Once in the column the medical types again congregated, as if for mutual support, regulars, reserves and volunteers alike. One young woman in uniform and topcoat bravely approached Frank. ‘You must be Captain Jenkins?’
Frank stood a bit straighter. ‘Only a Fyrd volunteer – feel something of a fraud – but, yes, that’s me.’
‘My name’s Verity Bliss. They put me in charge of this lot.’ She indicated a group of shy-looking women behind her. Verity looked mid-twenties, with a sturdy, sensible face, and short-cut brown hair. ‘And that chap over there,’ she pointed to an MP, ‘tells me that you’re in command of us, at least until we get off the train.’ She hesitated. ‘Do you know – the train to where, sir?’

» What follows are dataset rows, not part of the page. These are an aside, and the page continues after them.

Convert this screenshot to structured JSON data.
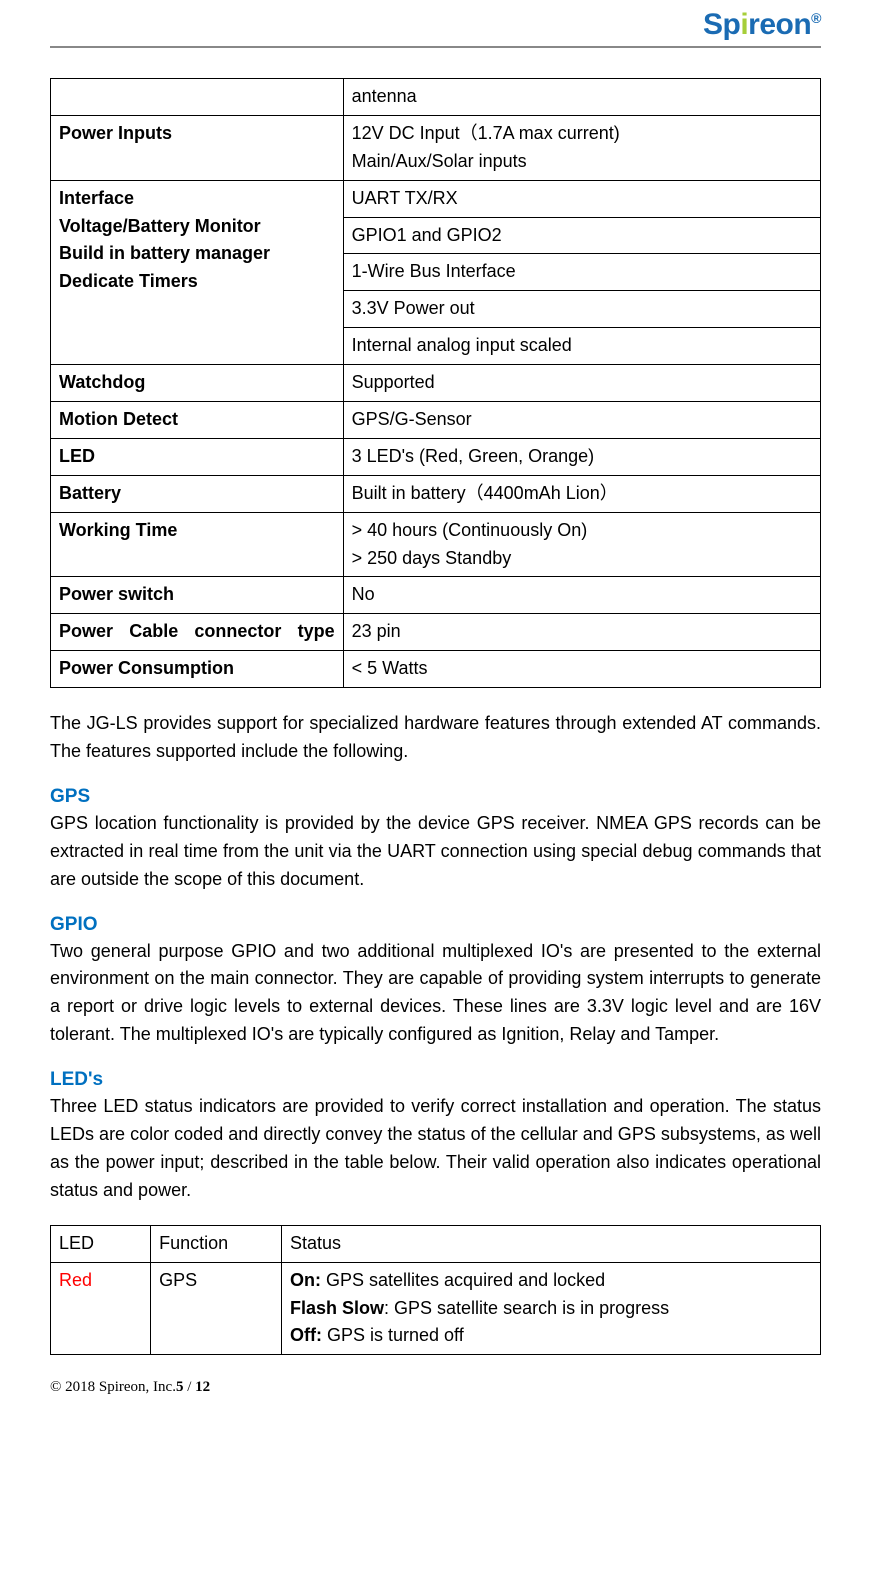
{
  "logo": {
    "brand_pre": "Sp",
    "brand_dot": "i",
    "brand_post": "reon",
    "reg": "®"
  },
  "spec_rows": [
    {
      "label": "",
      "value": "antenna"
    },
    {
      "label": "Power Inputs",
      "value": "12V DC Input（1.7A max current)\nMain/Aux/Solar inputs"
    },
    {
      "label": "Interface\nVoltage/Battery Monitor\nBuild in battery manager\nDedicate Timers",
      "rowspan": 5,
      "values": [
        "UART TX/RX",
        "GPIO1 and GPIO2",
        "1-Wire Bus Interface",
        "3.3V Power out",
        "Internal analog input scaled"
      ]
    },
    {
      "label": "Watchdog",
      "value": "Supported"
    },
    {
      "label": "Motion Detect",
      "value": "GPS/G-Sensor"
    },
    {
      "label": "LED",
      "value": "3 LED's (Red, Green, Orange)"
    },
    {
      "label": "Battery",
      "value": "Built in battery（4400mAh Lion）"
    },
    {
      "label": "Working Time",
      "value": "> 40 hours (Continuously On)\n> 250 days Standby"
    },
    {
      "label": "Power switch",
      "value": "No"
    },
    {
      "label": "Power Cable connector type",
      "value": "23 pin",
      "justify": true
    },
    {
      "label": "Power Consumption",
      "value": "< 5 Watts"
    }
  ],
  "intro_para": "The JG-LS provides support for specialized hardware features through extended AT commands. The features supported include the following.",
  "sections": {
    "gps": {
      "title": "GPS",
      "body": "GPS location functionality is provided by the device GPS receiver. NMEA GPS records can be extracted in real time from the unit via the UART connection using special debug commands that are outside the scope of this document."
    },
    "gpio": {
      "title": "GPIO",
      "body": "Two general purpose GPIO and two additional multiplexed IO's are presented to the external environment on the main connector. They are capable of providing system interrupts to generate a report or drive logic levels to external devices. These lines are 3.3V logic level and are 16V tolerant. The multiplexed IO's are typically configured as Ignition, Relay and Tamper."
    },
    "leds": {
      "title": "LED's",
      "body": "Three LED status indicators are provided to verify correct installation and operation. The status LEDs are color coded and directly convey the status of the cellular and GPS subsystems, as well as the power input; described in the table below. Their valid operation also indicates operational status and power."
    }
  },
  "led_table": {
    "headers": [
      "LED",
      "Function",
      "Status"
    ],
    "row": {
      "led": "Red",
      "function": "GPS",
      "status_lines": [
        {
          "bold": "On:",
          "rest": " GPS satellites acquired and locked"
        },
        {
          "bold": "Flash Slow",
          "rest": ": GPS satellite search is in progress"
        },
        {
          "bold": "Off:",
          "rest": " GPS is turned off"
        }
      ]
    }
  },
  "footer": {
    "copyright": "© 2018 Spireon, Inc.",
    "page_current": "5",
    "page_sep": " / ",
    "page_total": "12"
  }
}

He grinned. ‘I didn’t even know we were taking the train. VADs, are you?’ The VADs, for Voluntary Aid Detachments, were unpaid nursing volunteers recruited through the War Office and the Red Cross.
‘That’s it, sir.’
‘Good for you. But, look – the “sir” doesn’t fit comfortably. How about it’s “Frank” and “Verity” until we’re off the train, eh?’
She grinned back, but said, ‘Not in front of the MPs, sir.’
The column, gathered inside the park rail, was almost lined up now. A senior officer – a Brigadier-General perhaps, Frank was too far away to see his rank, but he looked old enough to have served in the Crimea, let alone the First Martian War – climbed on a box and called out in a ringing voice, ‘Well, it’s your time, men – and women. I know you’re mostly reserve and Fyrd, but you’ve units of the Guard with you, and you are honoured to fight alongside such men. Now give me a British cheer, and have a good go!’
Well, they all cheered, of course.
And then Frank and Verity and the other doctors and the nurses and the VADs all marched with the rest across the park. Now it was Frank’s turn to have flags waved at him by schoolboys, and kisses blown by a few girls, and to have ribald comments bellowed: ‘Don’t forget to turn over when them Martians put you on the griddle, laddies!’ Frank was in his thirty-eighth year. What he had seen of war personally had horrified him, and like most intelligent British folk he had a healthy cynicism of Marvin and his war-mongering, and the militarisation of society. But he had a feeling he would remember this as one of the proudest moments of his life.